Más tarde, aquella misma mañana, mientras la señora Pierce ordenaba el armario del material, una hoja estrujada aterrizó junto al codo de Gemma. Yo no sabía de dónde había salido aquella bola de papel, pero Gemma la atrapó con la mano. La mantuvo tapada durante un minuto y luego la desplegó. Rió y dibujó algo, volvió a arrugar la hoja y se la arrojó a Neil Lewis. Neil desplegó la hoja y sonrió. Se la pasó a Lee, que sacudió los hombros y se la pasó a Gareth.

La señora Pierce levantó la cabeza y dijo:

—¿Qué tiene tanta gracia? Estoy segura de que el resto de la clase también quiere oírlo.

Se hizo el silencio durante un par de minutos, y entonces la hoja de papel volvió a caer en nuestro pupitre. Esta vez Gemma dejó escapar un gritito, porque tenía que esforzarse mucho para no reír. Escribió algo, arrugó la hoja y volvió a lanzársela a Neil. Neil escribió algo y se la lanzó a Gemma.
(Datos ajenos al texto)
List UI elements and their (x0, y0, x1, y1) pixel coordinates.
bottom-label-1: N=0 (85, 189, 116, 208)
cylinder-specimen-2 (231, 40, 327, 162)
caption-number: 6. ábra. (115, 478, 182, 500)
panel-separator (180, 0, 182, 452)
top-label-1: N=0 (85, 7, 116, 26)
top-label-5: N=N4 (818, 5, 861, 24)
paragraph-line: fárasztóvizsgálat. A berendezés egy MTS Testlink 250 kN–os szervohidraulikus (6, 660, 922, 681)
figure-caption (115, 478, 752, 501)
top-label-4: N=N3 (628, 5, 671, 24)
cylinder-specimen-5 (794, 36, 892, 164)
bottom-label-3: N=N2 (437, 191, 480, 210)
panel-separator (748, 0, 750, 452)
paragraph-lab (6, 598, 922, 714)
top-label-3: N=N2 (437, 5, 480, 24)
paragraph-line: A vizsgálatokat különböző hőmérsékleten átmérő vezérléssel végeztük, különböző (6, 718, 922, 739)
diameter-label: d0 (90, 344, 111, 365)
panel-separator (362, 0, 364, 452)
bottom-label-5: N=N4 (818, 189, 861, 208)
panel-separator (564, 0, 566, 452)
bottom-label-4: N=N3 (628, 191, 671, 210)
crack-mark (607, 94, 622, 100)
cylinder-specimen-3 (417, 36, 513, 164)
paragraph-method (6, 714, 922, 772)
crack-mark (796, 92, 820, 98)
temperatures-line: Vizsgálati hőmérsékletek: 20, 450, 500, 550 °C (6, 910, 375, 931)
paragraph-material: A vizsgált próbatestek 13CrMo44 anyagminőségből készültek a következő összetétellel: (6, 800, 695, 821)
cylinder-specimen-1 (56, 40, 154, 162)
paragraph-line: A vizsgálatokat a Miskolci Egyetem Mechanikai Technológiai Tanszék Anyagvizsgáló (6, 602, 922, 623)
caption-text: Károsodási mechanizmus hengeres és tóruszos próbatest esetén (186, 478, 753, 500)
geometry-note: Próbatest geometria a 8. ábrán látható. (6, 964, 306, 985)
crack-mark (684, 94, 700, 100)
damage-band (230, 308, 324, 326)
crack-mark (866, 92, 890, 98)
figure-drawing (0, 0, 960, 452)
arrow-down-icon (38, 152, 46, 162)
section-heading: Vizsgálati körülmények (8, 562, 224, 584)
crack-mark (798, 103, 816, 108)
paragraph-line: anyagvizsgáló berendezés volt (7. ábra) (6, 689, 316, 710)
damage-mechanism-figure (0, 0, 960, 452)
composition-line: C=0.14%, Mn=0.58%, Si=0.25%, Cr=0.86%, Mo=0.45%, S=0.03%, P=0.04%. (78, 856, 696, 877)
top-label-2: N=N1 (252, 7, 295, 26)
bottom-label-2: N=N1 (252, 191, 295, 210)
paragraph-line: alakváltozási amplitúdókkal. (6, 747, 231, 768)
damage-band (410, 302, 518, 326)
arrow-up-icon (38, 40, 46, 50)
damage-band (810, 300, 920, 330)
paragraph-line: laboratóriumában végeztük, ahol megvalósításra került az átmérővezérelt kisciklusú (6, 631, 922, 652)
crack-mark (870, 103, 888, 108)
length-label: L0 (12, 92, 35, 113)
Gemma la atrapó con la mano e hizo ruido, y la señora Pierce puso los brazos en jarras.

—No sé qué está pasando, pero será mejor que paréis —ordenó.

Durante cuatro minutos no ocurrió nada. Entonces Neil le arrojó la hoja a Gemma. La hoja describió un arco por el aire y aterrizó junto a mis pies.

La señora Pierce dejó los tubos de pintura que tenía en la mano y dijo:

—Recoge ese papel. ¡Sí, tú, Judith! Y lee en voz alta, por favor.

Recogí la hoja y la desplegué. Lo que vi no tenía sentido. Arriba ponía «metáfora». Debajo había un dibujo de una niña arrodillada delante de un hombre. De los pantalones del hombre sobresalía una cosa que parecía una serpiente. Me recorrió una oleada de calor y después sentí náuseas. Debajo del dibujo había cinco palabras. Una de ellas era mi nombre.

—Adelante —me instó la maestra—. Léelo en voz alta.

La miré.

—¡Léelo, Judith! —insistió—. ¡No quiero secretos en mi clase!

—«Judith la mama muy bien» —leí.

Una exclamación de asombro recorrió la clase y la señora Pierce dio un respingo como si hubiera recibido un bofetón. Vino hasta mí y me arrebató la hoja de las manos.

—Siéntate, Judith —dijo en voz baja, y volvió a su mesa—. Muy bien —añadió alegremente—. Vamos a corregir estas fracciones. ¿Quién quiere darme el resultado de la primera?